1- Humility means you know the edge of your competency and you don’t arrogantly step over the boundary.

2 - It's not a competency if you don't know the edge of it. You are a disaster if you don’t know the edge of your competency.

3 - There’s all this folly out there and I thought if I could just avoid all the folly, maybe I can get an advantage without being good at anything.

4 - It really works to tackle much of life by inversion, where you just twist the thing backwards and work that way.

5 - Another trick that I got very early was that I love big ideas that have a lot of instructive power. And I like them so well that I didn’t mind when they were in somebody else’s territory. I just went in and took the ideas. So I paid no attention to the territorial boundaries of academic discipline. I just grabbed the big ideas that I could, and then I used them in daily activities to solve problems and amuse myself and self-education and so on.

6 - I am a collector of inanity and I’ve cataloged the inanities on structures in my head. Collecting inanities is just wonderful.

7 - Another trick is that I am interested in seeing how these ideas interplay together. If you do it in your head, you are in a territory where there’s not much competition. This is a less crowded mental road in life and it really works.

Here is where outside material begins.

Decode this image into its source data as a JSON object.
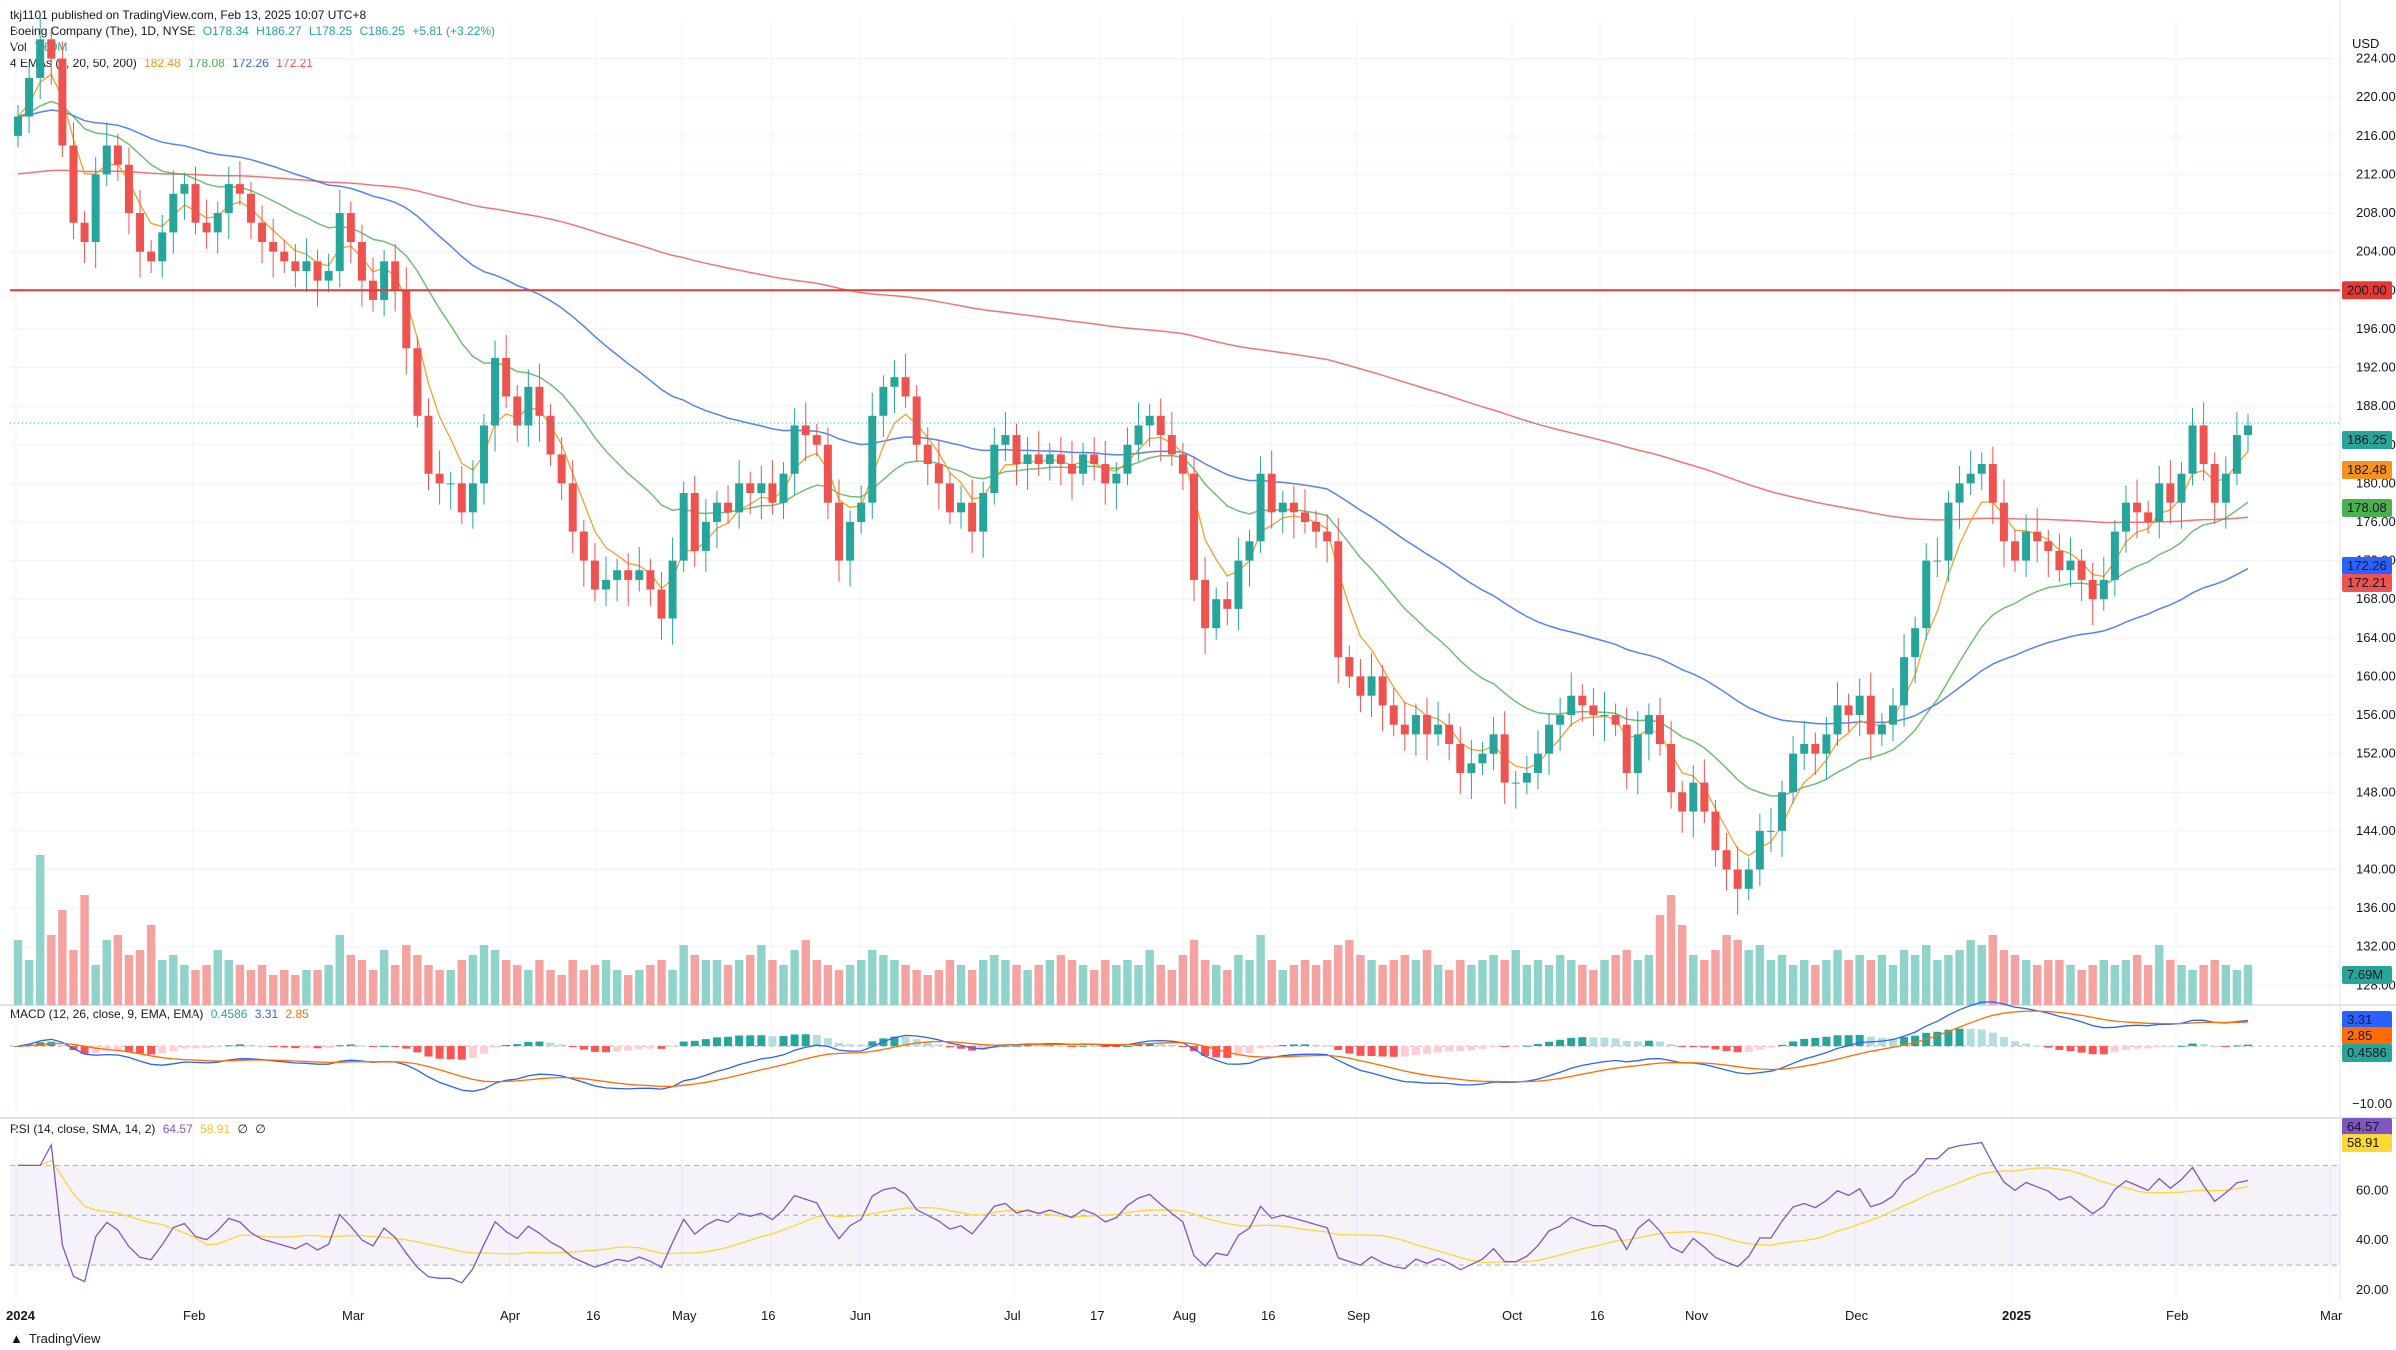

8 - I have another idea that I found very useful – I have always liked Occam’s Razor (I had to look this up from Wikipedia– this is a principle which states that among competing hypotheses, the one with the fewest assumptions should be selected. Other, more complicated solutions may ultimately prove correct, but—in the absence of certainty—the fewer assumptions that are made, the better). You can argue that Eistein’s whole career was just a marvelous demonstration of Occam’s Razor.

9 - If you don’t see how all these things work and how they interplay, of course (you’ll be in trouble). The way to get that competency, like any other competency, is to adopt the necessary elements in practice, using that over a considerable period of time on a considerable area of complexity.

10 - I just picked the obvious things that were on the river bank with organized common sense.